SAN FRANCISCO (CN) - A federal judge has dumped the bulk of a sprawling class action accusing smartphone makers of installing software that spies on customers, logs keystrokes and other data, sends information to telecom providers and drains batteries - in violation of federal and state wiretap laws.
Carrier IQ and various telecoms were hit in 2011 with a raft of class actions alleging that it used a device called IQRD to access smartphones while hiding its presence and subverting standard operating system functions or other applications.
A consolidated amended class action in San Francisco federal court alleges violations of the Federal Wiretap Act, the Computer Fraud and Abuse Act, and the Stored Communications Act, as well as multiple federal and state-law warranty and consumer-protection claims.
Carrier IQ agreed in principle to settle the class action this past November, leaving smartphone makers HTC, Huawei, LG and Samsung on the hook.
The manufacturers moved to dismiss the action this past summer, arguing that consumers had failed to show that information had been illegally acquired and that the smartphone makers had only installed Carrier IQ on the phones and sold them.
In a 96-page ruling issued Jan. 21, U.S. District Judge Edward Chen agreed that none of the manufacturers - save HTC - had ever received customers' text messages or data from Internet searches. And in HTC's case, receipt of text messages through an error-reporting tool on Android operating systems was not intentional as required to prove federal wiretap law violations, the judge said.
Instead, the plaintiffs only showed that smartphone makers provided a conduit through which cellular providers and Carrier IQ could intercept data - by making the phones.
"Plaintiffs have failed to cite any case that would support the imposition of Wiretap Act liability on a party who merely provided a means through which a third party subsequently intercepts communications," Chen wrote. "To the contrary, authority has consistently rejected such a theory of liability."

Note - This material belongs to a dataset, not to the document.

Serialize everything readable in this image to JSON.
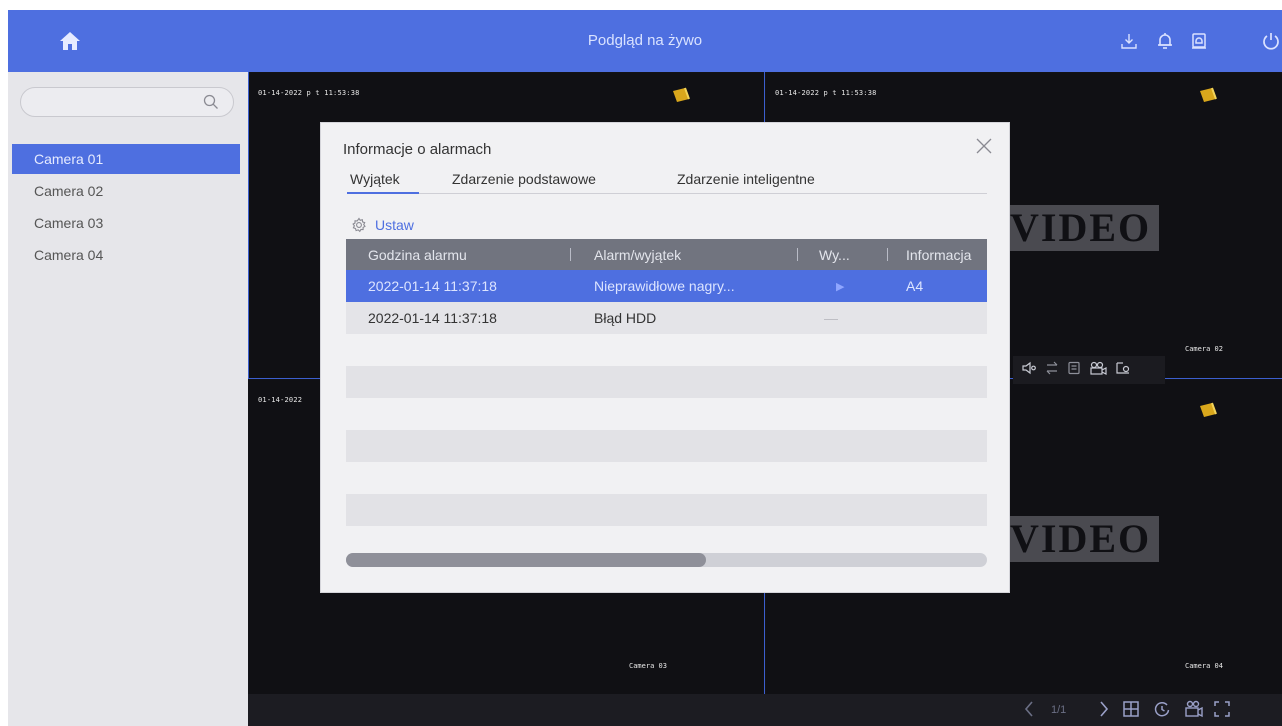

Chen also dismissed most of the state-law eavesdropping and data-protection claims, but afforded the plaintiffs another chance to make their case with more specificity. And he declined to address the issue of standing - with claims brought under 35 state laws by named plaintiffs from 13 different states - until the group brings forth more plaintiffs from states not currently represented.
"The court has reservations of subjecting the device manufacturers to the expense and burden of nationwide discovery without plaintiffs first securing actual plaintiffs who clearly have standing and are willing and able to assert claims under these state laws," Chen wrote.
Plaintiffs have until March 23 to find new representatives and file a third amended complaint, the judge concluded.